Artificial Intelligence, Business, Start-ups, Technology, UX & Technology

Three Female Leaders Changing the Australian Tech Industry

As part of our Women in Tech campaign, we’d like to highlight the female leaders in the industry who are making meaningful differences. Three mentions coming from our Australian office are featured in this article, but please head over to our UK, US and Swedish editions if you are interested in stories of women in tech!

 

Melanie Perkins

Australian Women in Tech Melanie Perkins Canva

(source: https://femaleonezero.com/business/this-woman-has-designs-on-the-world)

Melanie Perkins is the founder of Canva, the new, easy-to-use graphic design platform. When she launched the platform in 2013, Melanie was greeted with plenty of scepticism from investors, but her unwavering determination led her to success, and now Canva is the most valuable women-led startup in the world.

“It’s important to think that any rejection is based on something you can control because then you can fix that. That meant that we really have the internal locus of control, which meant that we felt like we could succeed.” – talking to Blackbird, 2020

During her time as a private tutor teaching graphic design, Melanie noticed how difficult it could be for students to learn professional software such as Photoshop. Seeing the need for a more accessible graphic design platform, Melanie soon hatched the idea of building a visual content creation tool that does not require formal, specific training. Thus, Canva was born, and since then it has become more and more indispensable for students and professionals alike. With over 75 million monthly active users, the platform generated over a billion dollars of revenue in 2022. Plus, following a recent funding round of $200 million, Canva is now valued at $40 billion, making it one of the most valuable private software companies out there. 

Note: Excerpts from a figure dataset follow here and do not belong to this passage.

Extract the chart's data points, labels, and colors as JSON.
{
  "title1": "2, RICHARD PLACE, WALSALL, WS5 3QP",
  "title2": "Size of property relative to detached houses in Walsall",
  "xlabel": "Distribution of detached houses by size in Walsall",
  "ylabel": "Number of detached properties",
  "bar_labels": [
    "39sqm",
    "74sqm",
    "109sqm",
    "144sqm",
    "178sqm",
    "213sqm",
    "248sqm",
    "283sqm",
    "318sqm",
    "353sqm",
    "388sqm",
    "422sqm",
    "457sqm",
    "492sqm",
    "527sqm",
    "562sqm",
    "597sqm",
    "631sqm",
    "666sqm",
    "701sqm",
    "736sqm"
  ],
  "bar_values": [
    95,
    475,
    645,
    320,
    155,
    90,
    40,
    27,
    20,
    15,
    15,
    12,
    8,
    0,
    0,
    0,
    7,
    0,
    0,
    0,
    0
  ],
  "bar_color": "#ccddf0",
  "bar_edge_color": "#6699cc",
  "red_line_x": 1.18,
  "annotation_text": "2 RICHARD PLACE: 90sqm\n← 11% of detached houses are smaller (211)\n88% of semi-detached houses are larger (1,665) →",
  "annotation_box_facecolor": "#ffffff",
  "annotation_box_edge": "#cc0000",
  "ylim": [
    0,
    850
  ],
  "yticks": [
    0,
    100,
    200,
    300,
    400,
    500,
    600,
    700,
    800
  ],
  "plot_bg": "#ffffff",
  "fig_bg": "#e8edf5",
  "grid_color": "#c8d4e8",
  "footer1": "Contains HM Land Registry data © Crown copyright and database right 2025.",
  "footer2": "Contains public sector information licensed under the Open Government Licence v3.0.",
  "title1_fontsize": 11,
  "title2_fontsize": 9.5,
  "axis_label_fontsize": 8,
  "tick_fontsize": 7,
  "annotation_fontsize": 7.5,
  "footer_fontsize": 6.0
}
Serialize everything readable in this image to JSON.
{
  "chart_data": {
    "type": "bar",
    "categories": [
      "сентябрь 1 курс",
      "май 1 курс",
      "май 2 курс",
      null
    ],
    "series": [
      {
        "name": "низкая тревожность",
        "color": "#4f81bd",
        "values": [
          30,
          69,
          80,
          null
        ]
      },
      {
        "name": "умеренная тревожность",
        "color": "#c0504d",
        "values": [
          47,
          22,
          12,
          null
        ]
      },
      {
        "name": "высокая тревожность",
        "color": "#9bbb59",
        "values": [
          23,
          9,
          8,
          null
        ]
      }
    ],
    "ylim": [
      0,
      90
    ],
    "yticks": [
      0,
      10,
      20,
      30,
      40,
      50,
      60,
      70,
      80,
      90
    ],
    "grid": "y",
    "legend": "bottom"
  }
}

Perkins continues to work as CEO at Canva, and is one of the youngest-ever female CEOs of a tech start-up valued at over A$1 billion.

 

Kayla Itsines

Australian Women in Tech Kayla Itsines Sweat

(source: https://www.sweat.com/blogs/workouts/kayla-express-ab-challenge)

If you are an active user of Sweat, the fitness app that offers guidance from female fitness trainers, you might have heard the name of Kayla Itsines. In the year of 2016, she was listed as one of the ‘30 most influential people on the Internet’.

Kayla was once a personal trainer herself at a gym in Adelaide. She set an example for women who look to start a business from a passionate project by combining it with technology. She managed to tap into her expertise in fitness and further launch her fitness app, motivating over a million users every month to achieve their workout goals and to maintain mental health.

“Stay focused on what you want to achieve and what feels right for you. If you do what you love, that passion and authenticity will shine through and people will be drawn to that.” – 2018, interview with Carrie Colbert

Sweat has a women-first tech approach, with different options that recognise flexibility, variety and support to allow users to reach their own, personal health and fitness goals. With options that include: high-intensity, weights, powerlifting, yoga and post-pregnancy programs, they leverage the shifting needs of women in different stages of their life.

Kayla Itsines understood the power of technology when she launched her business, turning what were once one-time-payment ebooks into a subscription-based app that allowed her to update content regularly and track who was making use of her programs. Sweat now works to collectivise the e-training industry into one handy, easy-to-use platform. 

Today, she has over 15 million followers on her social media, and her app reaches over 20 million women worldwide. 

 

Catriona Wallace

Australian Women in Tech Catriona Wallace Gradient Institute(source: Chris Pavlich via https://old.advance.org/blog/meet-dr-catriona-wallace)

Catriona Wallace, named one of the most influential women in business and entrepreneurship by the Australia Financial Review, is the director of the Gradient Institute whilst also being the founder of the Responsible Metaverse Alliance (RMA). 

“Women need to see, read about, meet and experience other women who are in those leadership roles. I believe that women attract women. Women like to go and work with women, so just having that visual presence would certainly help.” – 2019, CEO Magazine.

With her speciality in artificial intelligence, Catriona resides In a relatively male-dominated industry, which is why her success has caught substantial attention. The company she founded in 2013, Flamingo AI, was one of the first SaaS companies in the AI field and the second-ever woman-led business to be listed on the Australian Stock Exchange. Under her leadership, the company landed impressive accounts like Nationwide and HSBC. Flamingo AI worked as an AI knowledge-sharing hub for businesses, and aimed to increase productivity and team agility by delivering accurate, up-to-date knowledge using artificial intelligence natural language search. 

In 2020, she also founded the Ethical AI Advisory – a board that aims to develop and integrate ethical and responsible AI tech into future-facing businesses. As of today, she sits as the founder of the Responsible Metaverse Alliance – a movement conceived of technologists, ethicists and human rights experts, all united to uphold the ethical use of Metaverse technology. They debate the perceived benefits against unnecessary risks of this new technology, and how it might negatively affect different groups, such as women and children.